The announcement triggered speculations about how NPR would spend the money. Some people argued that NPR should reevaluate its major strategies, with possible expansion into the Internet or other platforms. A number of public radio station managers wanted part of the funds to support their operations, perhaps through a reduction in NPR programming fees. Approximately half of NPR’s annual budget was financed through programming fees. An independent producer wanted to see pay increases for the freelance workers who create NPR programming. Various groups voiced opinions about ways to improve the quality of NPR programming. Some observers were concerned that the large bequest might cause the organization’s management to become overly conservative, reducing the likelihood of innovative new programming.

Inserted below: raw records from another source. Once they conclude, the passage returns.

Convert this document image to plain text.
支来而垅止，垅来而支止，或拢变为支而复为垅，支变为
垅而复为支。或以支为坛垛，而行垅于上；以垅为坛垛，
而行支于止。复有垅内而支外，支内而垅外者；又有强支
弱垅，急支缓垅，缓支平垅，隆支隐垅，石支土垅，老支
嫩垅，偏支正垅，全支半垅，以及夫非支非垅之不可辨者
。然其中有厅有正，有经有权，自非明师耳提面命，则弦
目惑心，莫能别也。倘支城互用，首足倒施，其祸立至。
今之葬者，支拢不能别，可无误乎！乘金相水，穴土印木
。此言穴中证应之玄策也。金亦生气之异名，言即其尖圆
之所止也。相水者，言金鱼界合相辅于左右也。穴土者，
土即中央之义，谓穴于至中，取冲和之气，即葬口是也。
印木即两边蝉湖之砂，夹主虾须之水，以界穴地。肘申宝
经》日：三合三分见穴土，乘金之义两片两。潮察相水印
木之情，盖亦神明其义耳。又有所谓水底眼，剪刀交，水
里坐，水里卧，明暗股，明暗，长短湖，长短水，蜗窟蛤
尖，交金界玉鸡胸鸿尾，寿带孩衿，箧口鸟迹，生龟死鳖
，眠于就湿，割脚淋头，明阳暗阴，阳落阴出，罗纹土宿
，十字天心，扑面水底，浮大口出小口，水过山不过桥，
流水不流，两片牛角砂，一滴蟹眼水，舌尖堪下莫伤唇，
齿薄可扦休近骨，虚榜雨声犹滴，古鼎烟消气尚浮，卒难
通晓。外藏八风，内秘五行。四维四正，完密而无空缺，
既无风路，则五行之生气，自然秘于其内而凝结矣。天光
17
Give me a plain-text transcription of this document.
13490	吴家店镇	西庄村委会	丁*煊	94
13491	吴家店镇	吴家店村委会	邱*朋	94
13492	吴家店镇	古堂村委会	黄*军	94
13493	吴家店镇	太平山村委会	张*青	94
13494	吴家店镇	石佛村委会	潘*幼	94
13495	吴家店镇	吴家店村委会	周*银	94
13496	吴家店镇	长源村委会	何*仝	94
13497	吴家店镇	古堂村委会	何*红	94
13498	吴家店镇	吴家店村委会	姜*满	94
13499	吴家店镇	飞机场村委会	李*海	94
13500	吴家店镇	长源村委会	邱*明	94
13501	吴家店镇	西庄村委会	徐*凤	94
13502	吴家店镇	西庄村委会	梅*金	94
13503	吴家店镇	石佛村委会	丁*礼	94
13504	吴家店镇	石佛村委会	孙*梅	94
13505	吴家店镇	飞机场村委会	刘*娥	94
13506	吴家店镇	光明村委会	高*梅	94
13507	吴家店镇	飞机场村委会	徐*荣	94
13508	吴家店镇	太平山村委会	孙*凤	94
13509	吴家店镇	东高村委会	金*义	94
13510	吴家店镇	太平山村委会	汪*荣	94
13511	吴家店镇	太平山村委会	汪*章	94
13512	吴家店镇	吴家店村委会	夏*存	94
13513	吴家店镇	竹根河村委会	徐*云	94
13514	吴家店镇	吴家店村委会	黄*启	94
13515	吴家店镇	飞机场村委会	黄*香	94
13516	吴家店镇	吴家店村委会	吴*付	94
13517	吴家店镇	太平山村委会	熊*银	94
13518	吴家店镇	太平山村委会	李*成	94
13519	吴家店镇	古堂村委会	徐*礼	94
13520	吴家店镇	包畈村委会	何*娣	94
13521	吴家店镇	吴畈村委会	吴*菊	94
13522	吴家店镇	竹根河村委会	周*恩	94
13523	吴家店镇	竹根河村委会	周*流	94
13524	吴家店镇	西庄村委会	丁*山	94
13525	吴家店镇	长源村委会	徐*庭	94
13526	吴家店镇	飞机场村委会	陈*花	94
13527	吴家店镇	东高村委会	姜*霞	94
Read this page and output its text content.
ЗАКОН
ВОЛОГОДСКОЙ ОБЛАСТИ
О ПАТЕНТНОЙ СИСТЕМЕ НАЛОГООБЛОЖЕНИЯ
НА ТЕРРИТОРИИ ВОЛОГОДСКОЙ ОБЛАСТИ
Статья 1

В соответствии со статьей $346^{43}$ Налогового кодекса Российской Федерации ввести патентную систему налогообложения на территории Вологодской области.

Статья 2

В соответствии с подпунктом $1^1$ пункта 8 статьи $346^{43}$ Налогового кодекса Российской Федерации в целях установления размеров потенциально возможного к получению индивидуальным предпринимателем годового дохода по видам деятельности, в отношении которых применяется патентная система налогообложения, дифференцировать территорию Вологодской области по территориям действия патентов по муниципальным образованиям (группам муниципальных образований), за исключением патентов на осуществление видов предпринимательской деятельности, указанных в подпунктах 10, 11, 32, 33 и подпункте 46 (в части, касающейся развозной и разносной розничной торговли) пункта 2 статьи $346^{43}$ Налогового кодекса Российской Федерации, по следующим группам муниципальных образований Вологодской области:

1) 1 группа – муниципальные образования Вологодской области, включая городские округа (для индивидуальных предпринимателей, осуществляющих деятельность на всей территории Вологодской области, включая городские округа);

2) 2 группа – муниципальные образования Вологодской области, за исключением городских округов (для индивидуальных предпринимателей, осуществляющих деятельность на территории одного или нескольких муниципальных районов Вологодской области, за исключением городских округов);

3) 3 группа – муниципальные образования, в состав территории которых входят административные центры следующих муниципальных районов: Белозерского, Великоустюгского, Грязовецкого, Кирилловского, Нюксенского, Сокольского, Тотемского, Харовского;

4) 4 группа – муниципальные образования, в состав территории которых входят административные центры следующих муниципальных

Some people were concerned that the bequest would discourage listener and other support to NPR and its affiliate stations. Others believed that the bequest would have the opposite effect.
SOURCE S: “What Is NPR?” available at, click About NPR; NPR news release, “NPR Receives a Record Bequest of More Than $200 Million,” November 6, 2003, available at; M. Jurkowitz, ‘Extraordinary’ $200M Bequest Stuns, Elates NPR Staff,” The Boston Globe, November 7, 2003; M. Janssen, “Kroc’s $200 Million Gift Frees PubRadio’s Dreams,”, November 17, 2003, available at; and T. Lowry, J. Weber, and C. Yang, “Can NPR Bear the Burden of Wealth?” Business Week, December 15, 2003, p. 77.

A. Discuss why NPR’s management should clarify the organization’s vision, core competencies, and strategies before deciding how to budget the bequest funds.
B. Explain how NPR’s budget plans for the bequest could relate to each of the four levers of control: beliefs, boundaries, diagnostic controls, and interactive controls.
C. Participative budgeting usually relates only to participation within an organization; however, it might also apply to NPR’s negotiations with affiliate stations and freelance workers. Discuss the pros and cons of a participative budgeting approach for NPR’s use of the bequest.
D. Suppose NPR decides to use the funds primarily to improve programming quality. Describe how this strategy might be translated into specific items in an annual master budget.